Deluxe has been historically known as a printer of checks and other business forms, but its collection of small business, electronic payments and treasury management services account for a continually increasing percentage of its business.
The company's "One Deluxe" strategy was launched by McCarthy shortly after he was named CEO and is a strategic effort to have Deluxe salespeople cross-sell more of its related services rather than sell each solution separately.
"Everyone sells at Deluxe. Our 'One Deluxe' approach works, bringing the best of Deluxe to our customers to solve their problems," McCarthy told analysts on a Thursday afternoon earnings call. "Our sales-driven 'One Deluxe' approach and financial health helped us win two important new deals in-quarter, closing a total of six of our top 25 prospects year-to-date."
McCarthy's strategic transformation plans also include a review of Deluxe's real estate portfolio aimed at reducing operating expenses. Over the past 18 months, it has closed nearly 50 of 80 locations, included seven in the third quarter.
The company also announced during the quarter that it would move its headquarters from Shoreview to downtown Minneapolis in 2021 and that it is building a financial-technology center near Atlanta.
Developers have already purchased Deluxe's 40-acre campus in Shoreview and have plans to redevelop the site.
Next week, the company will launch the fifth season of its "Small Business Revolution" TV series that highlights small-town revivals that can be done through investments in its small businesses. The new season will focus on the Pennsylvania town of Fredonia and feature the raft of business services that Deluxe offers.

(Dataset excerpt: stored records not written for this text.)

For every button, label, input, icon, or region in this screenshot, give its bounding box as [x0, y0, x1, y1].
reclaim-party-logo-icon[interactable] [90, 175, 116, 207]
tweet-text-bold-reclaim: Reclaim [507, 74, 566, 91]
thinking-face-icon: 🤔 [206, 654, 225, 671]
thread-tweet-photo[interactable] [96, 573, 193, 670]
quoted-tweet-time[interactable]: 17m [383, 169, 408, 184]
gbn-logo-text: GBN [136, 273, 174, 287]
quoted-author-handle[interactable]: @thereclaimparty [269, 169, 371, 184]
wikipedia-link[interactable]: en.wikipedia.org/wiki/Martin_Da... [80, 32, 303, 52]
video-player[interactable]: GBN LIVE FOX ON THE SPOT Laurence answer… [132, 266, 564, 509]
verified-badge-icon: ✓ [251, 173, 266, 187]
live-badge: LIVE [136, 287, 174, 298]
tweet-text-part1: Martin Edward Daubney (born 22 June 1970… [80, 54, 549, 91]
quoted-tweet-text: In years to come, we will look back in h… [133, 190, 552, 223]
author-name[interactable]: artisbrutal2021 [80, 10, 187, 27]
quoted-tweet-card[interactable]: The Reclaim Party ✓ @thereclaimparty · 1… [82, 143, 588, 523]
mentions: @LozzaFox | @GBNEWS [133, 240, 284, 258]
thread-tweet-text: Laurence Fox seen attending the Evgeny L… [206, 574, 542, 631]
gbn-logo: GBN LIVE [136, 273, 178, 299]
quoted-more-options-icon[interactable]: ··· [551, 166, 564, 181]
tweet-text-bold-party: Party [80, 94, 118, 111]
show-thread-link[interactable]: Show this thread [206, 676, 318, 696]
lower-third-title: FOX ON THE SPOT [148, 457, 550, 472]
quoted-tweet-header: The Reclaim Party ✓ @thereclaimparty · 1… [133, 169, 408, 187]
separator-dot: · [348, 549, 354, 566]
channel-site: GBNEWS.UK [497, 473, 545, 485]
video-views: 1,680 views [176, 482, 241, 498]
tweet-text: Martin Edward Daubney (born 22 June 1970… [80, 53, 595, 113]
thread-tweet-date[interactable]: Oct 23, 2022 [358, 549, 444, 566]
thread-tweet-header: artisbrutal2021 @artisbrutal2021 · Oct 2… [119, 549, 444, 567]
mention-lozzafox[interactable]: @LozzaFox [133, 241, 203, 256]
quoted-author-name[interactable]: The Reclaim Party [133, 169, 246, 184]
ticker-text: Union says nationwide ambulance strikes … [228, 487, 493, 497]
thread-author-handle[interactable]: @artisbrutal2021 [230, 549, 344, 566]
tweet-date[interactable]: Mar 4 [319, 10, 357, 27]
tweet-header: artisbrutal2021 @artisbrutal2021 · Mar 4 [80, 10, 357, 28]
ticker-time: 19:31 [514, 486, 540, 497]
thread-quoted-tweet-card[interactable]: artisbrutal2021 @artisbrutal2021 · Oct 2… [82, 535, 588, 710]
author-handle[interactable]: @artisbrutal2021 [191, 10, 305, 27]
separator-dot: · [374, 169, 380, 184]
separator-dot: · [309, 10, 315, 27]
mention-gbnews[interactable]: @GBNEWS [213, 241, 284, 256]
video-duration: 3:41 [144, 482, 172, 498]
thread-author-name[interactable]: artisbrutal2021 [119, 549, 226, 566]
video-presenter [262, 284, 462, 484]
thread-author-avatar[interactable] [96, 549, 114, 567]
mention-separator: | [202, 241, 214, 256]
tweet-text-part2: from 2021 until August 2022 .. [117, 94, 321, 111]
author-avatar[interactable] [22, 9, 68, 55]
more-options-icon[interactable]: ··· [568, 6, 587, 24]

The series picks towns with troubled or changing economies and has small business consultants coach companies on how to change to attract new customers.
Deluxe generally brings in a rotating mix of consultants, many from Minnesota, to work with small-business owners and the series co-hosts Amanda Brinkman of Deluxe and home renovation expert Ty Pennington. For season 5, consultants include Arwyn Birch and Teresa Fox, co-owners of Minneapolis-based Glam Doll Donuts; JJ Haywood, CEO of Twin Cities-based Pizza Lucé; and Mike Luckraft, general manager of golf at Legends Golf Club in Prior Lake.
Deluxe reported its results after the market closed Thursday. Shares lost 5% of their value on Friday to close at $21.69. Year-to-date shares are off more than 50%.